Viele Spinnwirtel zeugen von der Textilherstellung und Bruchstücke von Metallschmelztiegeln von der Erzeugung von Bronzegegenständen. Keramik aus dem Mittelmeerraum zeigt, dass diese frühkeltische Siedlung im Gewand "Strangenhecke" eine gewisse Bedeutung hatte. Amphoren, etwa 80 Zentimeter lang, gelangten aus dem Mittelmeerraum überf den Hafen Marseille und das Rhonetal in den Raum von Grabenstetten. Sie waren gefüllt mit Wein, Öl oder Fischsuppe. Ein großes Handwerkerzentrum, geschützt durch Gräben und Wälle, muss sich in spätkeltischer Zeit (etwa 130 bis 90 vor Christus) in der so genannten Elsachstadt befunden haben.

Bruchstücke von 100 Amphoren wurden ausgewertet, durch ihre Bauart können sie genau datiert werden. Keramik, die sonst nirgends gefunden wurde, beweist, dass sie also hier hergestellt wurde. Halbfabrikate von Fibeln, Eisenteile und Bruchstücke von Schwertklingen fanden sich im Boden. Also waren Schmiede vor Ort. Achim Lehmkuhl fand einen Achsnagel mit Bronzekopf, der vermutlich am Wagen einer gehobenen Person angebracht war. Armringe aus Glas, Münzen mit hohem Zinngehalt, aber nicht aus Gold, zeugen von einem regen Warenaustausch.

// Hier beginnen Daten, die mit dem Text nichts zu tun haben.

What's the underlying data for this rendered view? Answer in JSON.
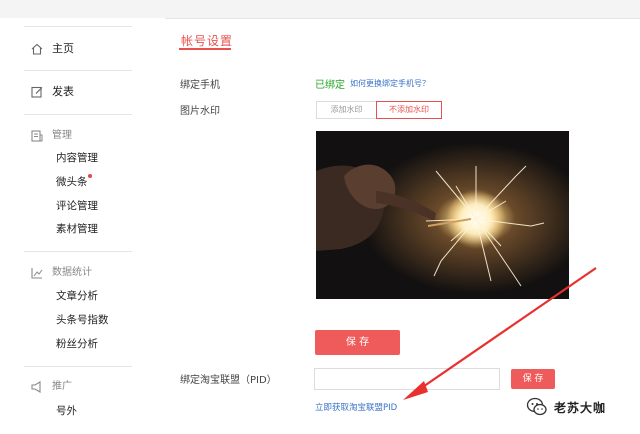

In der Diskussion wurde angefragt, woher die dort lebenden Menschen und Tiere ihr Trinkwasser bezogen haben und ob wohl die Versorgung aus dem Bereich der heutigen Alborte Erkenbrechtsweiler, Grabenstetten und Hülben, wo es genügend Wasser durch den Basaltuntergrund gibt, erfolgt ist. War die Elsachstadt ein Handwerkszentrum?

Fragen, die sicherlich bei späteren Grabungen geklärt werden können, sofern die finanziellen Mittel dafür zur Verfügung stehen.

Rose Gruner, die Vertreterin des Arbeitskreises, bedankte sich bei Dr. Thomas Knopf für den aufschlussreichen Vortrag und teilte mit, dass der Erlös des Abends dem Arbeitskreis zur Erweiterung des örtlichen Museums zur Verfügung gestellt wird. Sie kündigte an, dass diese Vortragsreihe forgesetzt wird.